Archive for the ‘Fund Manager’ Tag

The Killing Floor (4)

traders-work-at-their-desks- 

“You got a sense of duty?”

“Strange question for an early morning… why do you ask?”

“Nothing really – just that I had a nine o’clock meeting with an ethical fund manager…”

“Let me guess… God On A Shoestring?  The Tree Hugging Sap Savers?  Profit With Morality – Extremely Limited plc?”

“Yeh; something like that… anyway it got me thinking…”

Oh no… no; no; no; noooo!  No thinking!  Start thinking about any of that duty with responsibility crap; making money with a clear conscience; high fives, alleluia, final day of reckoning rot and you’ll be like a well-honed boxer who gives into an orgy with three virgins the night before a championship bout.  It’s poison to the only true religion… the only clear faith… the miracle of the balance sheet.”

“So you don’t have a sense of a higher authority in anything you do?”

“Only the regulatory bodies in the City.  And him upstairs – on the twenty-fifth floor.  Always remember: the market is our hymn sheet; the deal our expression of faith and money is the sacrament.”

“You don’t answer to anything from a higher plane then?”

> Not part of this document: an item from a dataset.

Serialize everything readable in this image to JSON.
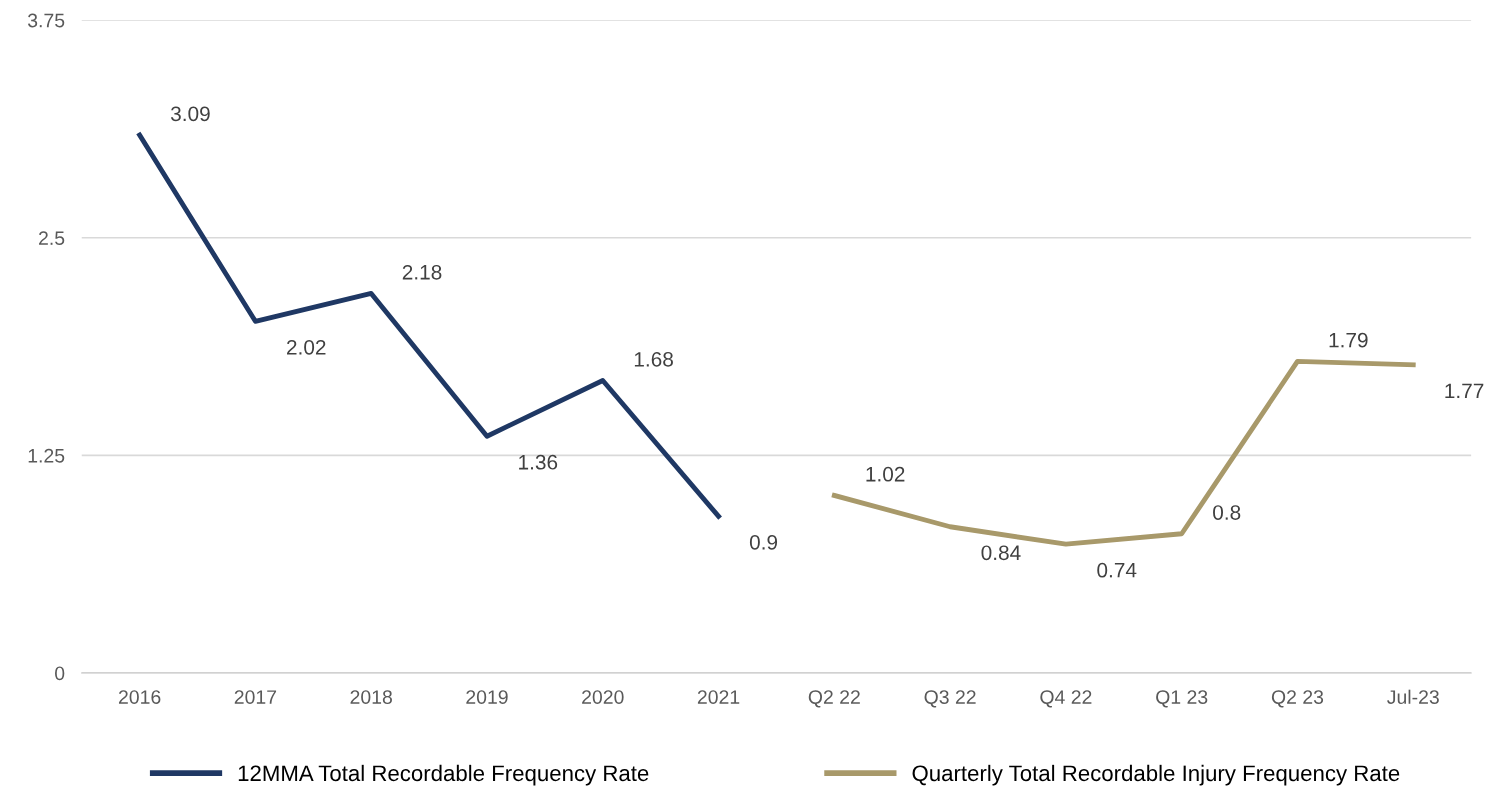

“Not so you’d notice – only me old Dad once; and with all that pressure he put on me when I was a kid… well, I guess all he really wanted was for me to make something of myself.  And that’s being charitable… Now look – the only good cause I work for is the charity of ME.  I’ve seen fire, flood, pestilence, disease, famine, feast, war, uprising, colonial insurrection, revolution, jihad, new constitution, devolution, takeover, flotation, administration, management engineered buyout as well as consolidation… and made money out of all of them.”

“Proud Father then?”

“Not really… he left me Mum the mortgage, next door’s missus a baby, and me a post-it note telling me that he thought I was a waste of space and that he’d see me next Tuesday if you get my drift?”

“I’m sorry, I didn’t realise… where is he now?”

“He opted out to live with a girl half his age but twice his chest size in a tepee community in Wales that lives off the land – and benefits – near the Brecon Beacons.  He’s got hair to his waist, fluff in his navel and what’s left of his brain after years smoking skunk and three more snotty brats to his knees.”

“Oh… Look I’m really sorry…  Hey; what about I go and get us a coffee – Yeh?!”

“Not now … all that ethical shit and talk of my old man has left me feeling distinctly queasy.  Eurgh…  Fuck it…  Let’s make some money!”